O objetivo de leitura, que no caso da interface está relacionado à realização de uma ação previamente conceptualizada, é uma questão importante para a qualidade da compreensão. Para Coscarelli, esse objetivo

influencia a seleção das estratégias que o leitor vai usar, as atividades relacionadas à memória, à ativação dos esquemas, à velocidade da leitura, à construção do significado, entre outras atividades. Em suma, pode-se dizer que o objetivo da leitura determina as operações cognitivas que o leitor tem de fazer, incluindo-se aqui a produção de inferências. (COSCARELLI, 1999, p. 24)

Optamos por analisar situações de uso da interface justamente porque os usuários/leitores poderiam definir anteriormente seus objetivos de leitura e, dessa forma, determinar melhor os esquemas que deveria ativar e as inferências que poderiam ajudar na construção de sentido para aquele texto. Ao analisarem as tarefas que deveriam executar no computador, os sujeitos dessa pesquisa, no entanto, demonstraram uma enorme dificuldade para acionar frames adequados aos seus objetivos, já que seus

conhecimentos anteriores e seu letramento não permitiam uma conceptualização adequada que correspondesse aos limites e possibilidades do computador, a partir da interface.

O leitor das interfaces gráficas de computador precisa reunir, o tempo todo, informações que estão dentro e fora do texto para construir uma leitura correta dos

widgets.

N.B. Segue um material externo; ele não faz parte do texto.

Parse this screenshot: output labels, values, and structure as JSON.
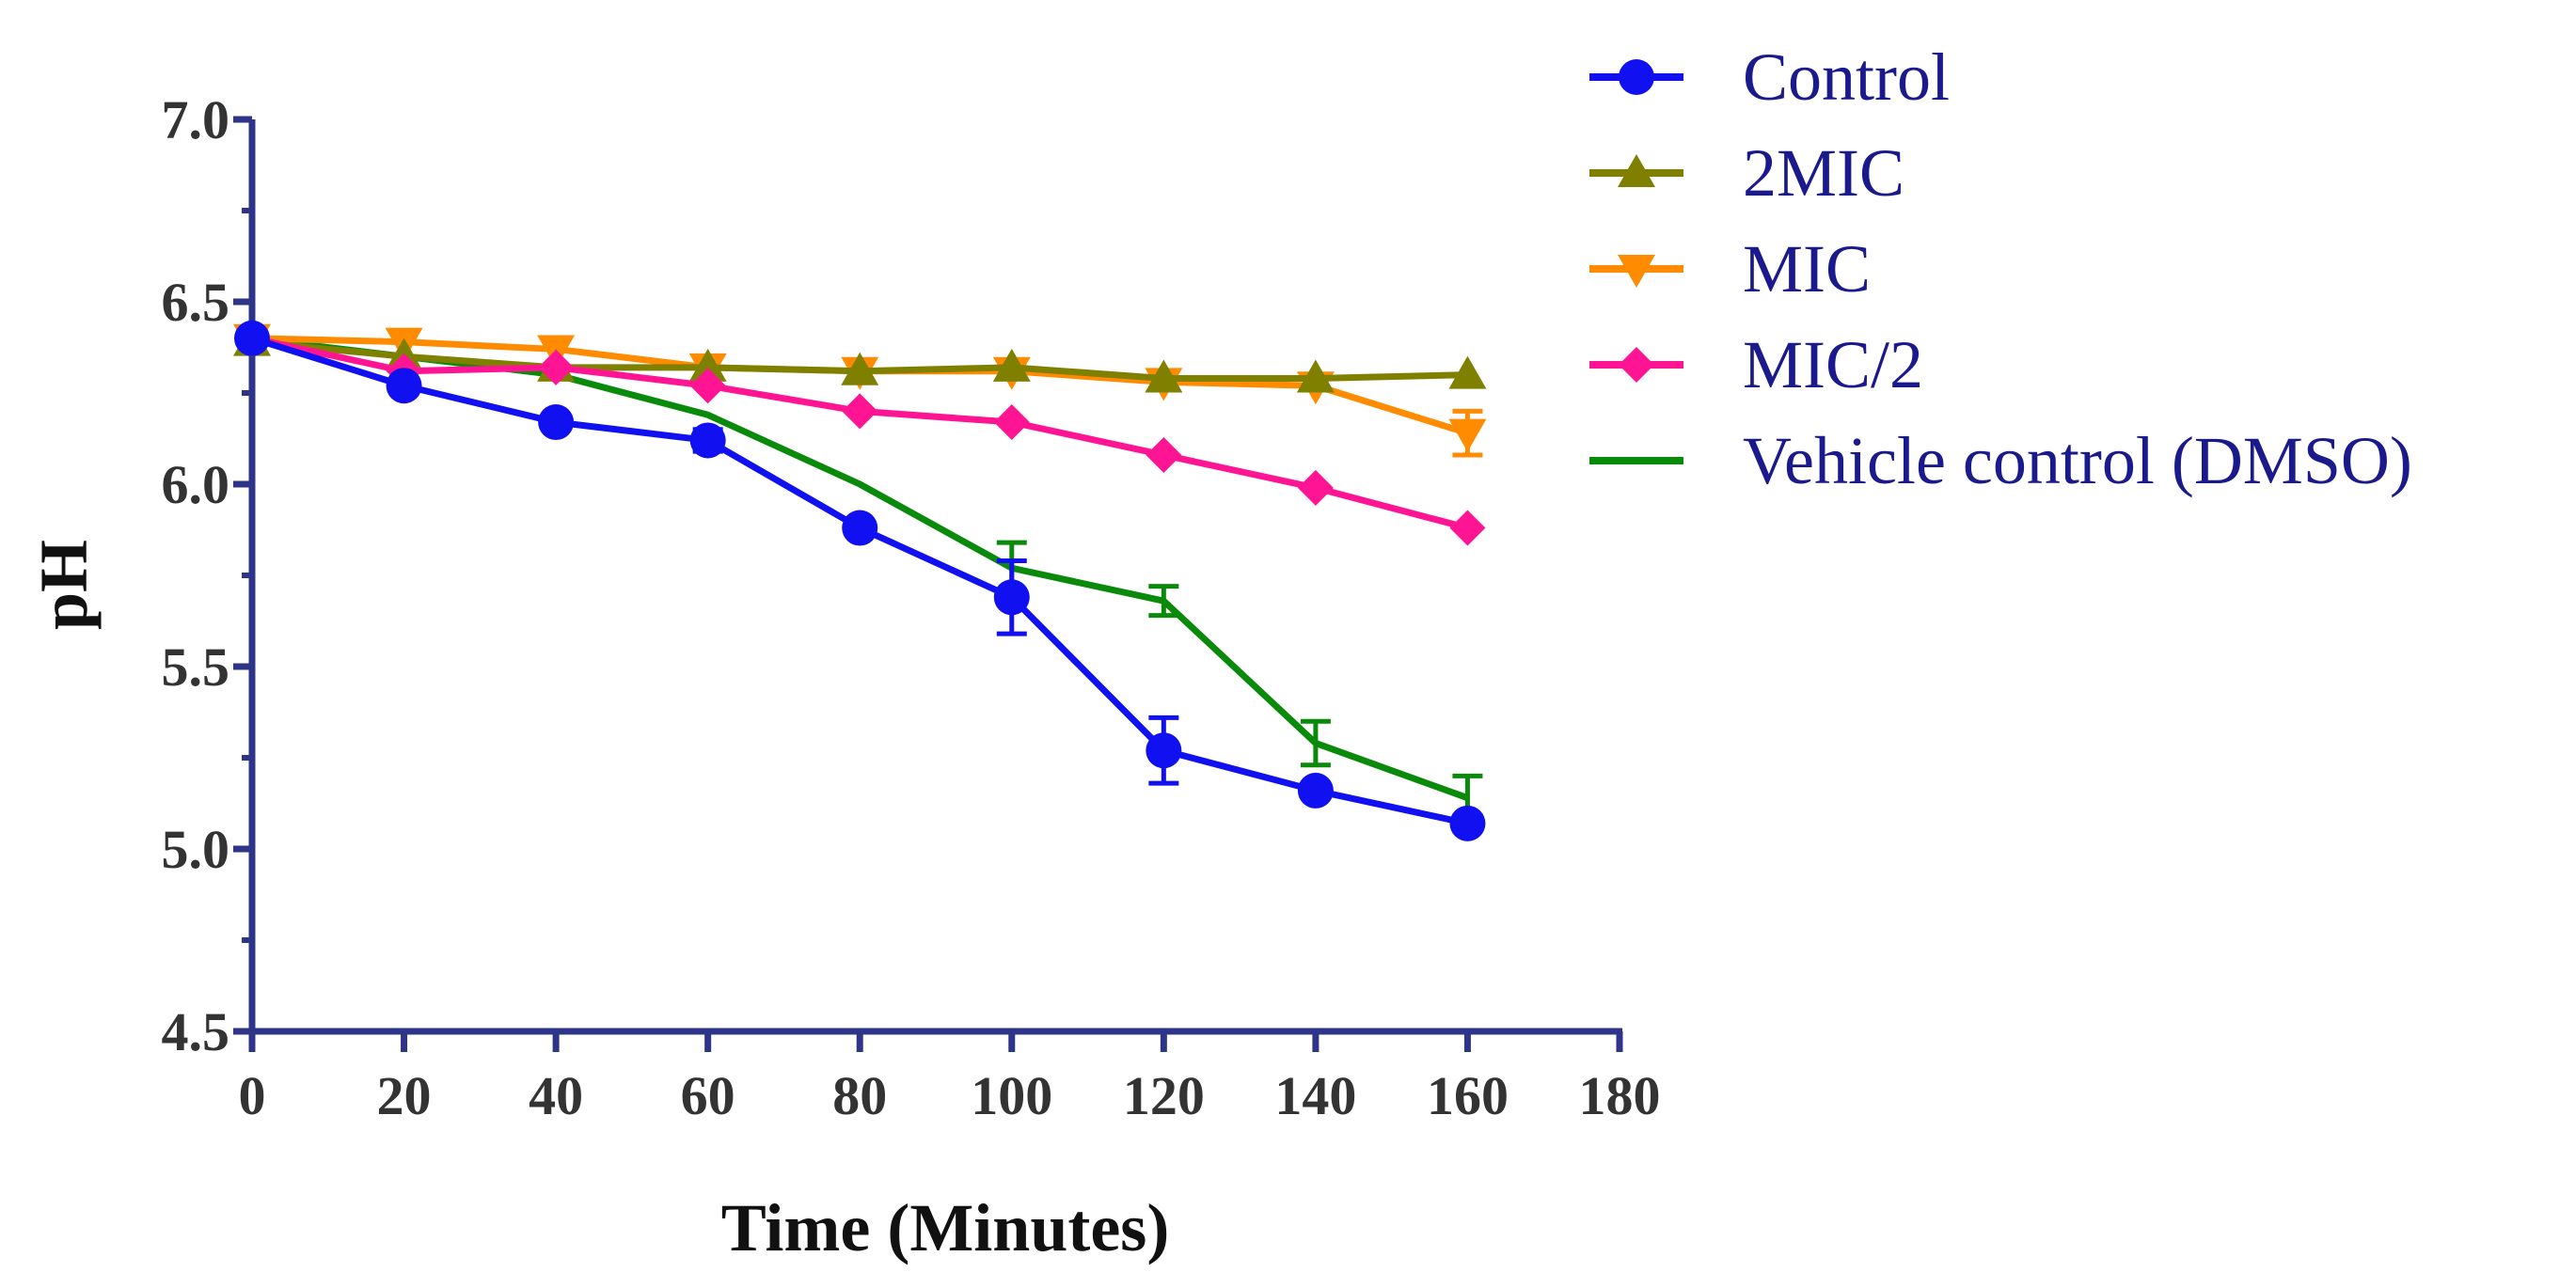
{
  "chart_data": {
    "type": "line",
    "title": "",
    "xlabel": "Time (Minutes)",
    "ylabel": "pH",
    "xlim": [
      0,
      180
    ],
    "ylim": [
      4.5,
      7.0
    ],
    "xticks": [
      "0",
      "20",
      "40",
      "60",
      "80",
      "100",
      "120",
      "140",
      "160",
      "180"
    ],
    "xtick_values": [
      0,
      20,
      40,
      60,
      80,
      100,
      120,
      140,
      160,
      180
    ],
    "yticks": [
      "4.5",
      "5.0",
      "5.5",
      "6.0",
      "6.5",
      "7.0"
    ],
    "ytick_values": [
      4.5,
      5.0,
      5.5,
      6.0,
      6.5,
      7.0
    ],
    "grid": false,
    "legend_position": "top-right",
    "x": [
      0,
      20,
      40,
      60,
      80,
      100,
      120,
      140,
      160
    ],
    "series": [
      {
        "name": "Control",
        "color": "#1010f0",
        "marker": "circle",
        "values": [
          6.4,
          6.27,
          6.17,
          6.12,
          5.88,
          5.69,
          5.27,
          5.16,
          5.07
        ],
        "errors": [
          0,
          0,
          0,
          0.03,
          0,
          0.1,
          0.09,
          0,
          0
        ]
      },
      {
        "name": "2MIC",
        "color": "#808000",
        "marker": "triangle-up",
        "values": [
          6.39,
          6.35,
          6.32,
          6.32,
          6.31,
          6.32,
          6.29,
          6.29,
          6.3
        ],
        "errors": [
          0,
          0,
          0,
          0,
          0,
          0,
          0,
          0,
          0
        ]
      },
      {
        "name": "MIC",
        "color": "#ff8c00",
        "marker": "triangle-down",
        "values": [
          6.4,
          6.39,
          6.37,
          6.32,
          6.31,
          6.31,
          6.28,
          6.27,
          6.14
        ],
        "errors": [
          0,
          0,
          0,
          0,
          0,
          0,
          0,
          0,
          0.06
        ]
      },
      {
        "name": "MIC/2",
        "color": "#ff1493",
        "marker": "diamond",
        "values": [
          6.4,
          6.31,
          6.32,
          6.27,
          6.2,
          6.17,
          6.08,
          5.99,
          5.88
        ],
        "errors": [
          0,
          0,
          0,
          0,
          0,
          0,
          0,
          0,
          0
        ]
      },
      {
        "name": "Vehicle control (DMSO)",
        "color": "#0a8a0a",
        "marker": "none",
        "values": [
          6.4,
          6.35,
          6.3,
          6.19,
          6.0,
          5.77,
          5.68,
          5.29,
          5.14
        ],
        "errors": [
          0,
          0,
          0,
          0,
          0,
          0.07,
          0.04,
          0.06,
          0.06
        ]
      }
    ]
  }
}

Esse processamento da leitura pode provocar uma série de interpretações

equivocadas. Isso acontece porque a interação na interface não permite ao leitor a “compreensão nas entrelinhas, para trocadilhos, para poesia” (DOMINGUES, 2001, p. 09). Domingues compara ainda a leitura na interface à leitura de uma receita de bolo e relaciona a qualidade das informações procedimentais desses textos às habilidades de leitura que um sujeito precisa para interpretá-los. Na receita de bolo, a instrução “ligar o fogo” requer que o leitor já tenha internalizadas outras instruções, como colocar a panela com água no fogão, ligar o gás, aproximar o palito de fósforo até a boca do fogão correspondente, etc. Essas informações não estão no texto, mas são necessárias para que o sujeito possa fazer o bolo. Identificar corretamente o não-dito em uma interface de computador é tão complexo quanto em qualquer outro texto. Como em qualquer leitura, é necessário que o leitor acrescente informações ao texto, a partir dos conhecimentos que tem sobre esse texto e sobre outras práticas de leitura.